>How many ways can a site talk about a Canon Rebel Digital Camera?
At least three:
(1) The product specifications. Canon has these, and there's no point in listening to anyone else on the subject. On the web, any honest person will link to Canon's website for this information, and anyone who doesn't, ought not to be considered honest.
(2) Promotional material -- "the buy, buy, buy today!" chorus extended to any length, and with any elaboration. This is generally practiced in the retail business, but has even less claim to be listed than plagiarized product descriptions. The presence of this non-information on the website of a genuine retail establishment, won't necessarily keep a site from being listed, but at best it weighs on the unfavorable side of the balance. The editor should ignore this (if it can be done without too much inconvenience) and look at the actual unique content on the site -- that is, the uniquely authoritative information about the unique services offered by the retailer. But for surfer's purposes, the marketing garbage could just as well be left off, and the website would be more useful. Genuine honest retailers know this -- look at a newspaper, at the 4-Day Tire Store's ad: it consists of terms of service (i.e show up at THIS location on one of THESE days and get THIS tire for THIS price--go somewhere else to see the specs on that tire!), or a serious Camera retailer in the back of a major photography magazine. And a Kroger's grocery ad doesn't give the nutritional specifications of canned Jolly Green Giant Spring Peas--just the price and store location.

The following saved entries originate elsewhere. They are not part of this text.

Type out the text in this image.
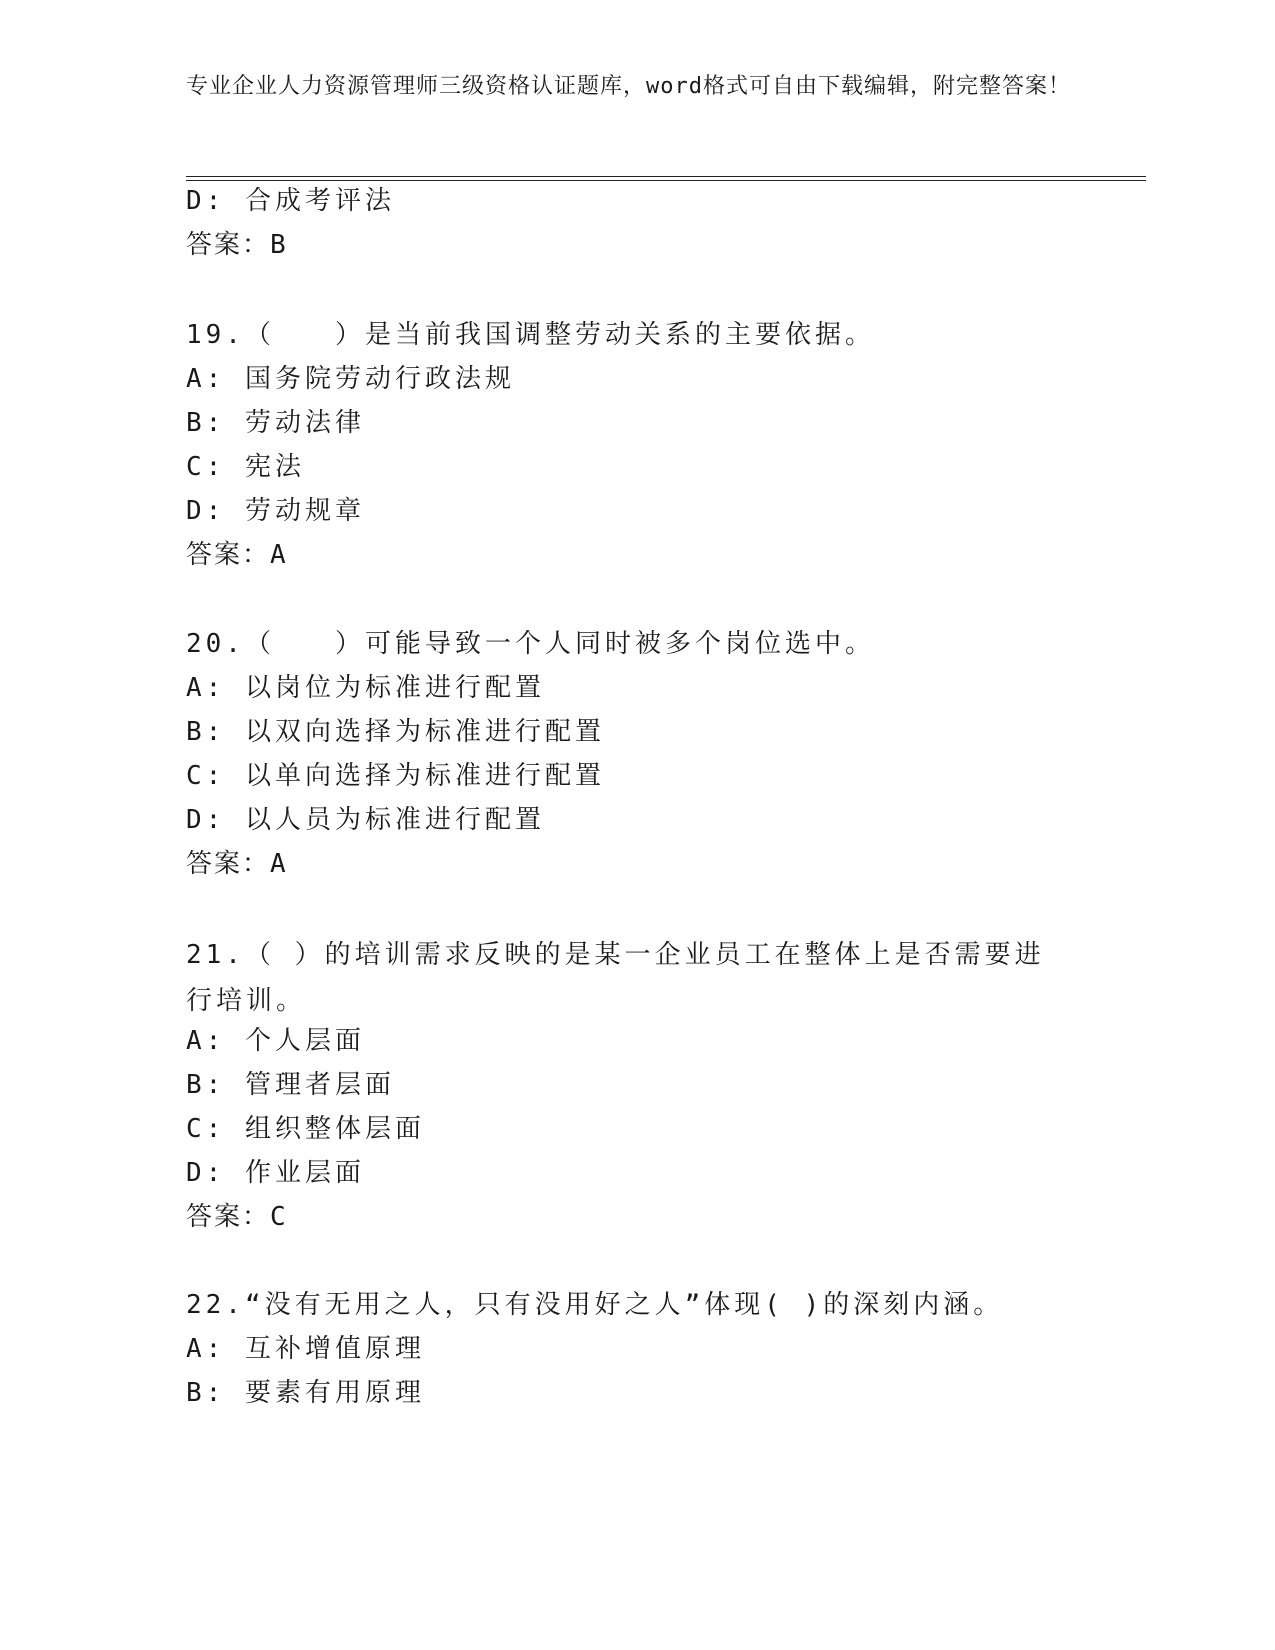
专业企业人力资源管理师三级资格认证题库，word格式可自由下载编辑，附完整答案！
D: 合成考评法
答案：B
19.（　　）是当前我国调整劳动关系的主要依据。
A: 国务院劳动行政法规
B: 劳动法律
C: 宪法
D: 劳动规章
答案：A
20.（　　）可能导致一个人同时被多个岗位选中。
A: 以岗位为标准进行配置
B: 以双向选择为标准进行配置
C: 以单向选择为标准进行配置
D: 以人员为标准进行配置
答案：A
21.（ ）的培训需求反映的是某一企业员工在整体上是否需要进行培训。
A: 个人层面
B: 管理者层面
C: 组织整体层面
D: 作业层面
答案：C
22.“没有无用之人，只有没用好之人”体现( )的深刻内涵。
A: 互补增值原理
B: 要素有用原理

(3) Product reviews: the result of a uniquely experienced and knowledgeable reviewer, sharing his unique personal insights into the relative value of products that he's in the habit of using, with no ulterior marketing motive: such as zdnet testing labs, and the like. There can be as many such websites listed as there are persons (or groups) with the unique skills to use and test products, and distinguish the result: which is, for most products, a relatively small group.
A lot of spammers try to emulate these experts as ODP editor bait, to create "doorway pages" on which they can include their toxic marketroid content. I reviewed one article about a SUV by a "car reviewer" who had obviously never sat in the cab. He waxed eloquent about the fact that it was big and obviously had low gas mileage: mentioning each of those inanities several times without even providing the quantitative detail he could have copied off of the vehicle's price sticker. By dint of persistent belaboring the obvious, he eked out a several-hundred-word "artikul" that, in his opinion, merited a deeplink in the ODP category about that brand of vehicle. Another "travel portal" waxed eloquent about all the things that a traveller could find in <name of major city omitted> -- the only attractions the reviewer actually NAMED in his enthusiastic civic boosting were -- a major league sports stadium, and shopping. (I suppose the ignoramus of a webmaster watched whateverball on weekends, and that was all he knew.) Well, that kind of inanity characterizes most of the so-called "consumer information" sites, because that's the level of ignorance characterized by most free-lance mercenary search engine result hijackers. And yeah, they don't KNOW anything unique to write about their products. But just because a thousand ignoramuses babble about some subject just because they want click-throughs, doesn't mean there aren't genuine experts who know about imaging distortions, car maintenance costs, or local culture. Thing is, you can pretty well count on the genuine subject experts to NOT show up in the regular SEO forum circuit: and even in a non-SEO forum like this, the genuine subject experts mostly appear (if at all) incognito, in a editor's robe and tonsure.